Mr D, a man in his 50s from Inner Mongolia, is blowing the lid on his experience on one of NSW’s biggest horticulture farms.

Mr D, who asked not to be named for fear of repercussions, came to Australia in July 2018 and has worked cash-in-hand jobs on farms while applying for a bridging visa.

His most recent experience was so bad it has forced him to come forward.

“This is horrible. It should not happen in a civilised country like Australia,” he told The New Daily through a translator.

The farm near Coffs Harbour employs about 50 workers, who are forced to start at 6am every day and pick until 6pm.

In summer, they work until 9pm.

There are no days off, not even breaks.

“There’s no rest on Sunday or Saturday, whatsoever,” he said.

Mr D took the picking job at the farm after seeing an advertisement in a Chinese language group on Facebook.

It promised good working conditions and hourly pay, but the reality was very different.

He did two stints on the farm – the first last year and then, desperate for money and lured back with promises that conditions had improved, again this year, for 100 days.

On the farm, there are only five toilets for 50 people, and if workers don’t get up early enough, they have to go in the greenhouses, next to the crops.

“It looks so dirty because they don’t have a toilet. So workers pee on the vegetables and you know, they have poo everywhere,” Mr D said.

“It’s horrible.”

The showers are the same. There are only 10, so to get one you have to line up early. The doors don’t work. There’s no privacy.

$50,000 for a job

The farm owner, who has connections in China, employs only Chinese workers, many from poor areas who have been brought over on the promise of making big dollars in Australia.

“The master of the farm, he gets agents to go to mainland China to Hubei province and Fujian province, poor places in China,” Mr D said.

“Those workers have to pay the traffic agents or the farmer a large sum of money to come to Australia to be exploited like this.

“I know at least three people who paid 250,000 yuan to come to work in this farm. This is equivalent to $50,000 Australian.”

Many on the farm don’t know their rights, are scared of the outside world and are abused by the farm owner, who threatens them with deportation, he said.

Workers share steel containers that are eight square metres. They’re blistering hot in summer and freezing in winter.

The workers are careful in their conversations with each other – if they dob in someone who is considering leaving or complaining, they are rewarded in their pay.

“They have no idea what the outside is like, so they wouldn’t leave because they are very afraid of the outside world,” he said.

Because he spoke up, Mr D got $10 an hour, but he said some of the workers received as little as $8.

Workers on hourly rates are often asked to lie or sign forms with incorrect hours, and some on piece rates don’t even know how much they should be paid.

A growing plague

Farm work has become a contentious issue in recent months, with farmers and government crying out for boots on the ground, suggesting a labour shortage of backpackers means this year’s harvest will go to waste.

But Australians are struggling to get jobs in the industry, with job seekers reporting farmers turn them down because they’re not “as exploitable” as foreigners.

Australian Workers Union national secretary Daniel Walton said Mr D’s story, while shocking, was not surprising.

“The industry has tried to paint it as a picture of a few bad apples.

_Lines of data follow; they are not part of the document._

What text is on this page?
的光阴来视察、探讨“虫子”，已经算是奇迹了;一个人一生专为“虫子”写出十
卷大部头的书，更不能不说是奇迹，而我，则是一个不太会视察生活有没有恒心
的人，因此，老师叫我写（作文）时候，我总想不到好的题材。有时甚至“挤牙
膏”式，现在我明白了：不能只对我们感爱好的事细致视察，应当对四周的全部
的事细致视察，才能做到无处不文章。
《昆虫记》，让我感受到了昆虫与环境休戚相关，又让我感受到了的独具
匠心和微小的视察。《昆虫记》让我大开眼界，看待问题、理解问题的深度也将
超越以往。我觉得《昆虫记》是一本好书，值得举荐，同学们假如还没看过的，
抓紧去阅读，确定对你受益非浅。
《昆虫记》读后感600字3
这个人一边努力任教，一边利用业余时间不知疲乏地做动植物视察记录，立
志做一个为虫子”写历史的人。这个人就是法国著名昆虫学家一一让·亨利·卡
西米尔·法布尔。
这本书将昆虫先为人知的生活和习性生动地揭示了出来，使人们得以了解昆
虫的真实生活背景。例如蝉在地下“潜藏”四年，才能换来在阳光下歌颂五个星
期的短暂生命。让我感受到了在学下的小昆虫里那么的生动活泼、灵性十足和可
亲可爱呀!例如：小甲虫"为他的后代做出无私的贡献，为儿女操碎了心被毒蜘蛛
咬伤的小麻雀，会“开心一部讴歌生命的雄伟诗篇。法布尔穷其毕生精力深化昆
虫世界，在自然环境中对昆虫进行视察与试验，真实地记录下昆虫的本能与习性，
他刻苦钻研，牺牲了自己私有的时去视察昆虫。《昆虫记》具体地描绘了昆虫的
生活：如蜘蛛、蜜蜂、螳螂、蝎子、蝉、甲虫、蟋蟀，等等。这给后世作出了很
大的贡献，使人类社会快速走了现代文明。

It’s not the case,” Mr Walton said.

He said dodgy farmers, along with labour-hire companies, ran similar operations across the country.

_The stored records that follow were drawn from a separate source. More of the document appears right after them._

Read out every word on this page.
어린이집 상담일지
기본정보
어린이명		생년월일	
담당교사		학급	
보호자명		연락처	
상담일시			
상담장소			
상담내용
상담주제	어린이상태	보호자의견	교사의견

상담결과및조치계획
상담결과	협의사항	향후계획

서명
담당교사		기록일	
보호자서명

visas changed to help farmers

There are calls for the PM to launch a Royal Commission into the industry. Photo: AAP

“A lot of them get their passports taken off them. They’re intimidated. They’ve got limited time out to purchase food and veggies. They are kept and treated like slaves, and pawned like slaves,” he told TND.

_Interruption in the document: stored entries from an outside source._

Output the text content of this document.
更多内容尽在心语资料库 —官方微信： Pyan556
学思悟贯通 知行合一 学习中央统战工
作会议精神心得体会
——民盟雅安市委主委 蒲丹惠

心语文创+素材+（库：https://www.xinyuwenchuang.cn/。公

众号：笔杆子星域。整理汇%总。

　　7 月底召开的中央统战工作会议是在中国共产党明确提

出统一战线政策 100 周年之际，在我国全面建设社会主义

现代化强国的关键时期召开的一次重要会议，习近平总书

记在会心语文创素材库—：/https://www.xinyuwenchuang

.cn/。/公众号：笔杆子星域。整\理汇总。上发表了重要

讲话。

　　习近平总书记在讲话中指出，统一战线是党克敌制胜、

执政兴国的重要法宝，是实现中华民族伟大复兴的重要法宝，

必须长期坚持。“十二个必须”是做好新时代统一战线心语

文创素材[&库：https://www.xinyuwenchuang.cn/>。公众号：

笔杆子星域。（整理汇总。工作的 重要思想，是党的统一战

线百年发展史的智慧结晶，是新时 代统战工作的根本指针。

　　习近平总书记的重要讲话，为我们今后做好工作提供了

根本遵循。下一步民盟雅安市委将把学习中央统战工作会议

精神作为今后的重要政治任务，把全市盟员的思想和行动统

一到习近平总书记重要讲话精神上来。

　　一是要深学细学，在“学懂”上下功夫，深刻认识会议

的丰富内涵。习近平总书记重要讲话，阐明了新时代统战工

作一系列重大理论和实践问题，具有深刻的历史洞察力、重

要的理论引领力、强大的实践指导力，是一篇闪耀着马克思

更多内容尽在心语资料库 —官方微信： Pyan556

“They’re sold on a promise of obviously much higher wages, better conditions, support to transition into other visa types. The reality is none of that happens.”

The horticulture industry has been allowed to run wild.

The government program designed to ensure workers are not exploited, Fair Farms, has only had 30 sign up – and the process is largely self-regulated.

Despite this, the government has pushed ahead with its campaign to get unemployed workers – including gap-year students – out onto Australia’s hardest workspace.

The AWU wants change. In a letter to Prime Minister Scott Morrison, Mr Walton has called for a royal commission into the industry.

“Australia’s horticultural sector has become characterised by a culture of exploitation, abuse and wage theft such that illegality is now a business model,” it reads.

“The majority of horticulture workers in Australia are captive to exploitation at the hands of criminal enterprises – and it has become a national disgrace.”